La langue de Mehdi Ouraoui sensible et maîtrisée confère au récit une forte charge émotionnelle sans jamais tomber dans l’excès. Mon Fantôme se présente comme une réflexion sur la survivance des récits minorés et sur la nécessité de donner forme littéraire à une expérience longtemps contenue.
Yasmina Benahmeed Daho
La source des fantômes Gallimard
Avec La source des fantômes paru chez Gallimard Yasmina Benahmeed Daho poursuit un travail centré sur les zones d’ombre de l’histoire franco algérienne. Son roman aborde la question sensible des harkis ces Algériens ayant combattu aux côtés de l’armée française durant la guerre d’indépendance puis marginalisés après leur arrivée en France.

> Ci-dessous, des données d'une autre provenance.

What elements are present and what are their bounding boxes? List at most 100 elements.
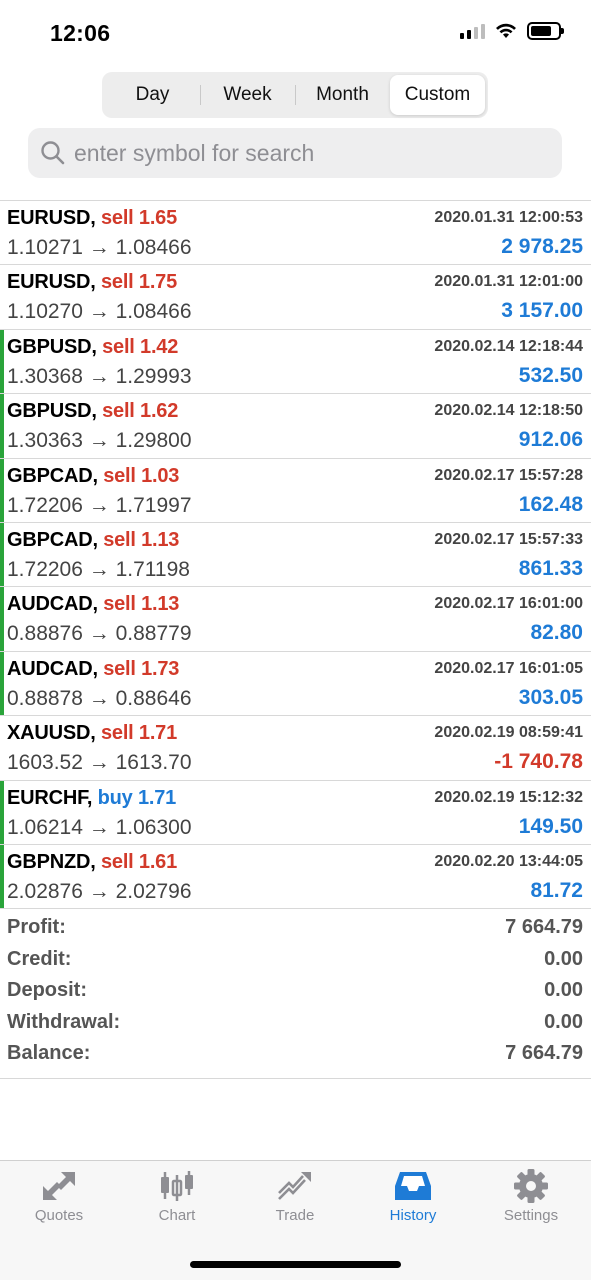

D’inspiration largement autobiographique le texte explore les conséquences de cet héritage sur les générations suivantes. Il ne s’agit ni de justification ni de condamnation mais d’une mise en récit de la complexité mémorielle et de la violence des silences transmis.
Par une écriture précise et retenue Benahmeed Daho confronte le lecteur à une mémoire longtemps occultée soulignant combien les fractures du passé continuent de structurer les réalités sociales contemporaines.
Rachid Benzine
Les silences des pères Seuil
Avec Les silences des pères publié au Seuil Rachid Benzine confirme sa place centrale dans le paysage littéraire français. Le roman suit Amin pianiste qui découvre après la mort de son père une série de cassettes audio retraçant son parcours de travailleur immigré en France.
À travers ces enregistrements se dessine l’histoire des premières générations de migrants confrontées à des conditions de travail éprouvantes et à un racisme structurel. Le silence paternel apparaît alors comme une stratégie de survie plutôt qu’une absence affective.
Le roman articule avec finesse l’histoire intime et la mémoire collective proposant une réflexion profonde sur la transmission la reconnaissance et la difficulté de faire émerger des récits longtemps tus.
Leïla Slimani
Figure incontournable de la littérature française contemporaine Leïla Slimani occupe une position singulière. Depuis son prix Goncourt en 2016 pour Chanson douce elle s’est imposée comme l’une des autrices les plus lues. En publiant Regardez nous danser deuxième volet de la trilogie Le Pays des autres elle poursuit une exploration romanesque de l’histoire marocaine à travers une saga familiale.
Parallèlement à son œuvre littéraire sa visibilité politique et médiatique ainsi que certaines prises de position controversées ont contribué à faire d’elle une figure clivante. Cette tension constante entre reconnaissance institutionnelle et critiques idéologiques illustre les fractures qui traversent aujourd’hui le champ culturel franco maghrébin.
Ces trajectoires confirment une réalité désormais incontournable. Les écrivains français d’origine arabe ne se situent plus à la marge de la littérature contemporaine mais en constituent l’un des foyers les plus dynamiques. En investissant la langue française pour interroger l’exil la mémoire et la société ils déplacent les lignes du récit national et rappellent que la littérature demeure un espace critique essentiel capable de penser les contradictions que le débat public peine encore à affronter.